Setelah Mas ojol menghentikan motornya di pinggir jalan, aku segera turun dan mengeluarkan isi perutku yang kosong. Alhasil hanya air saja yang ku muntahkan. Tapi ada sesuatu yang membuatku ganjil, sosok pocong itu kini berdiri mengambang di samping Mas ojol. Demit itu mengeluarkan aura negatif pada Mas ojol itu, membuatku merasa jijik jika harus menggunakan jasa ojolnya.
"Eh sepertinya pocong itu sengaja memberilan aura negatif pada Mas ojol itu, apakah ia sengaja di utus untuk membuat rejeki Mas ojol ini seret ya." batinku dengan menjentikan jari.
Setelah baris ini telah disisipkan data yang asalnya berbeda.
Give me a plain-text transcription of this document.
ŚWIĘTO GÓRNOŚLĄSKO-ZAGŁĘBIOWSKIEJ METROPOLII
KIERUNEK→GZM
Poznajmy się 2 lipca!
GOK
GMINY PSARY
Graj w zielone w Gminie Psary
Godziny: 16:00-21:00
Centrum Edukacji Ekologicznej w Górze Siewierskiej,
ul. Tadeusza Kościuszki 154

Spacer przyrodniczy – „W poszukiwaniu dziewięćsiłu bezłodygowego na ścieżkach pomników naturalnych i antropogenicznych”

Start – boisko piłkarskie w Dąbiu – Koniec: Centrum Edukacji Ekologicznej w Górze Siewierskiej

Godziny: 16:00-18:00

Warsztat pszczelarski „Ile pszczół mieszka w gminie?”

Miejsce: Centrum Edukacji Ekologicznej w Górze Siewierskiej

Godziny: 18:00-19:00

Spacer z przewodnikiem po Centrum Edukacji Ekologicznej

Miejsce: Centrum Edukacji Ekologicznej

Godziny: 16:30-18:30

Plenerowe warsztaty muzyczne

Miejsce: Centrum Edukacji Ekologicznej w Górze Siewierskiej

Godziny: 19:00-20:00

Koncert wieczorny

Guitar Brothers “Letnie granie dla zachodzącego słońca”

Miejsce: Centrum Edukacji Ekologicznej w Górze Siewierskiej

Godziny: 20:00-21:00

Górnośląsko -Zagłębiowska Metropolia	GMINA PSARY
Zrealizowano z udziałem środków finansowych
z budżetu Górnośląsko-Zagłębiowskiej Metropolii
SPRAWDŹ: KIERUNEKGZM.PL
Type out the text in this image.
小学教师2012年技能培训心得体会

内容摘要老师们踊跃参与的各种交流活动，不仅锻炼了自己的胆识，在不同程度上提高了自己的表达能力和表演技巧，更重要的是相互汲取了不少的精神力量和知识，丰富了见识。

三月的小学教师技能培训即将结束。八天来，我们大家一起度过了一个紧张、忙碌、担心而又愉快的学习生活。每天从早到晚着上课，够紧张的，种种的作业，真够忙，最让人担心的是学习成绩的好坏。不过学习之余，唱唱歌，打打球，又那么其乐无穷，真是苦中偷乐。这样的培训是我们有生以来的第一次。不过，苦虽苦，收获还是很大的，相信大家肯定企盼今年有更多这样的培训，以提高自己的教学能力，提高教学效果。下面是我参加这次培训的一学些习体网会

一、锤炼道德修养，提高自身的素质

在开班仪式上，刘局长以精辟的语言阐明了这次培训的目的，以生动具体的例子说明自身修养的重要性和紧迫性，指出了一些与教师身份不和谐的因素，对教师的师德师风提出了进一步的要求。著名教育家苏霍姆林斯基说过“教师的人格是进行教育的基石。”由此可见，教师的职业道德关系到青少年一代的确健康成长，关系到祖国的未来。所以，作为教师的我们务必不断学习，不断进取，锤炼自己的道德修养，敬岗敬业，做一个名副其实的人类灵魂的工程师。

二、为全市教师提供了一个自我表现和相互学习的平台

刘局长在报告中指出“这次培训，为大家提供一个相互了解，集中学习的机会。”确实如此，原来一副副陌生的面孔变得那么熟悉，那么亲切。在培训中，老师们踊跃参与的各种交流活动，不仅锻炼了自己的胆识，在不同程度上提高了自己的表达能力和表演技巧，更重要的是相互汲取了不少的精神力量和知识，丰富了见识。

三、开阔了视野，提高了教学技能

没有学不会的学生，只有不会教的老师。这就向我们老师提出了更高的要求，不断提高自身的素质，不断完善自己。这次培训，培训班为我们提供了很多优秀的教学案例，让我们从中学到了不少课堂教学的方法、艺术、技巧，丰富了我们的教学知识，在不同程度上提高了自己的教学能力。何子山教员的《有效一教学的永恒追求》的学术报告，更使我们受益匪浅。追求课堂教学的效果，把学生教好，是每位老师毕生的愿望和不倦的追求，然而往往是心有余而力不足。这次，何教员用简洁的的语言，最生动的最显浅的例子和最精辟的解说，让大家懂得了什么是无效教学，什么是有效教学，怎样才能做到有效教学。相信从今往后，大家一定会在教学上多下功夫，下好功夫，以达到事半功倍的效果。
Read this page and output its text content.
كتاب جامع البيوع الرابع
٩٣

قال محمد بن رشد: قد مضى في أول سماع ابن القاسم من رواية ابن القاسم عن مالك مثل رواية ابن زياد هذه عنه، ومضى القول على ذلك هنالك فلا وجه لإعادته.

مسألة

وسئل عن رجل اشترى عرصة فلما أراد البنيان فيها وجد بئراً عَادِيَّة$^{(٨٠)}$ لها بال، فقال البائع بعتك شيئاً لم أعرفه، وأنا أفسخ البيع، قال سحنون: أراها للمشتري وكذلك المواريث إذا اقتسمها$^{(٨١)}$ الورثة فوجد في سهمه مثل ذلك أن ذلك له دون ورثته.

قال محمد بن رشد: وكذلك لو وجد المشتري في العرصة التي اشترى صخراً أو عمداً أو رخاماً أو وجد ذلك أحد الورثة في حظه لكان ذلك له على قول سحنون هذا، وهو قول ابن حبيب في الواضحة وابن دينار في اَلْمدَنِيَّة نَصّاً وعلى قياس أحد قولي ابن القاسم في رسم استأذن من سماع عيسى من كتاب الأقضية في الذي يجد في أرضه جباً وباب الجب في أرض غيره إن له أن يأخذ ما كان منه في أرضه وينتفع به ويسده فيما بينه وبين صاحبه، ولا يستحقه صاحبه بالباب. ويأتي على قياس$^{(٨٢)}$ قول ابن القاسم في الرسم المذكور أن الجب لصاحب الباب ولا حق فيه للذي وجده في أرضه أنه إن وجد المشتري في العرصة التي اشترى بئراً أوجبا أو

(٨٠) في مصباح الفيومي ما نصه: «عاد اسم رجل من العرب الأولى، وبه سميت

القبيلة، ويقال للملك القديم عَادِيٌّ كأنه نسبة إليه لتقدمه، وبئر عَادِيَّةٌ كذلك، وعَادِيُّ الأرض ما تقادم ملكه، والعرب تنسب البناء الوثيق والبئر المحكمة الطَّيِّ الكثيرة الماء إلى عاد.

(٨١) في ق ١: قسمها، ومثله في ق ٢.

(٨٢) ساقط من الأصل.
Mas ojol itu mengatakan padaku, jika beberapa penumpangnya juga muntah sama seperti ku. Dan ia merasa ada yang aneh dengan dirinya, karena setelah kejadian itu, orderannya jadi sepi, ia hawatir jika ia tak mendapat pemasukan dari hasil ojek online nya.
...Sekilas iklan dulu ya, biar Agus bernafas lega dulu, sebelum acara makan malam hehehe. See you kawan"....
...Bersambung. ...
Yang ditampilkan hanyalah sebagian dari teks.